I really wanted to feel the "burden" of buying school supplies for four children this year. I wanted so badly to complain about my empty nest and how time has flown and my baby has grown up. I realize now what a gift that complaint would have been. It used to anger me when people complained about things I no longer had the privilege of experiencing. Time has changed anger to encouragement. I say to those who get to experience the gift of this "last" to complain away! Do it. It's a gift you're being given. I'm not saying I'll receive it well, but that should never deter someone from having their own unique experience. I know the stab and twist of pain associated with the first day of school will come. But that's MY gift. It's my perspective and my experience.
Easton should be entering kindergarten this year. Most mothers who have lost children at a young age will tell you that this particular missed milestone is a big one. We notice the children of those mothers whose bellies were swollen right along with us. We see them with their new haircuts, their backpacks that look too big on their little bodies. We see their hesitancy at leaving mom's side. That burns. It causes such a fire inside that we will wonder if others can actually see the flames. We'll be simultaneously happy for them and crushed for our own missed opportunity.

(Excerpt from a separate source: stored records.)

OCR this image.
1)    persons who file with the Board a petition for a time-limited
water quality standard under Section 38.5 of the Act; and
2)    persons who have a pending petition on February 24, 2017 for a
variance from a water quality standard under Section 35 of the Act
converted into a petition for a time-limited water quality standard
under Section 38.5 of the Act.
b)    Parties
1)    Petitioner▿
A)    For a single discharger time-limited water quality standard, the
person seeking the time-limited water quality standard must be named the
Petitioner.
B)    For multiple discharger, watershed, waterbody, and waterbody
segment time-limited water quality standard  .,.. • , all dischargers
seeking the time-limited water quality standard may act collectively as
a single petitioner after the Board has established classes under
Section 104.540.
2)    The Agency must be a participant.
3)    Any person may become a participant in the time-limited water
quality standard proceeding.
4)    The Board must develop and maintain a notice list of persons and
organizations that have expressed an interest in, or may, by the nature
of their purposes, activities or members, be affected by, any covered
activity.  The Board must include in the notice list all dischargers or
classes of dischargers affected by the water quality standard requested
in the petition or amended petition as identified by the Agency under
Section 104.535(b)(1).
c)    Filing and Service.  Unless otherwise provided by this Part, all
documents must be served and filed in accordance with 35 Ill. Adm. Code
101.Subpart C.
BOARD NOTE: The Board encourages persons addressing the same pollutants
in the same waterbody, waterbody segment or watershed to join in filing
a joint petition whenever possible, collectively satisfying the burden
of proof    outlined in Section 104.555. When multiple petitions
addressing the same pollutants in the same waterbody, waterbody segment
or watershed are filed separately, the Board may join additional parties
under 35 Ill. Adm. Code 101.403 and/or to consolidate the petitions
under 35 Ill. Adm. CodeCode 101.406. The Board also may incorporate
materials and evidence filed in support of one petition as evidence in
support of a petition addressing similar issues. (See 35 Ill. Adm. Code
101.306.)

So, dear teacher, this year you will be one student short. He would have had loose curls and brilliant blue eyes. He likely would have been ornery and I would have to apologize for his sheepish, guilty grin. He probably would have needed some extra help and I probably would have been a permanent fixture in your classroom. He would have been kind and loving. He would have been inclusive and brave. He would have held my hand to the door, but then let go willingly to try something new. He would have been amazing. And I'm sorry that you will not have the opportunity to teach him, because he would have had plenty to teach those around him. Teacher, I will watch your class this year from afar. I won't be signed up to bring in the snacks. I won't volunteer at class parties. And you won't see me at the parent/teacher conference. But I will still feel the ups and downs of your school year. I will watch silently as the five year old babies become 6 year old children. I thank you for your willingness to include me and my son in the ways that you already have. I know this year will get very busy. You'll have plenty to do, and time will fly. But, selfishly, I beg of you not to forget that you are one backpack, one set of gym shoes, one desk short. And that my broken heart will be with you and this very special class of 2028.
Happy first day of kindergarten, my precious boy.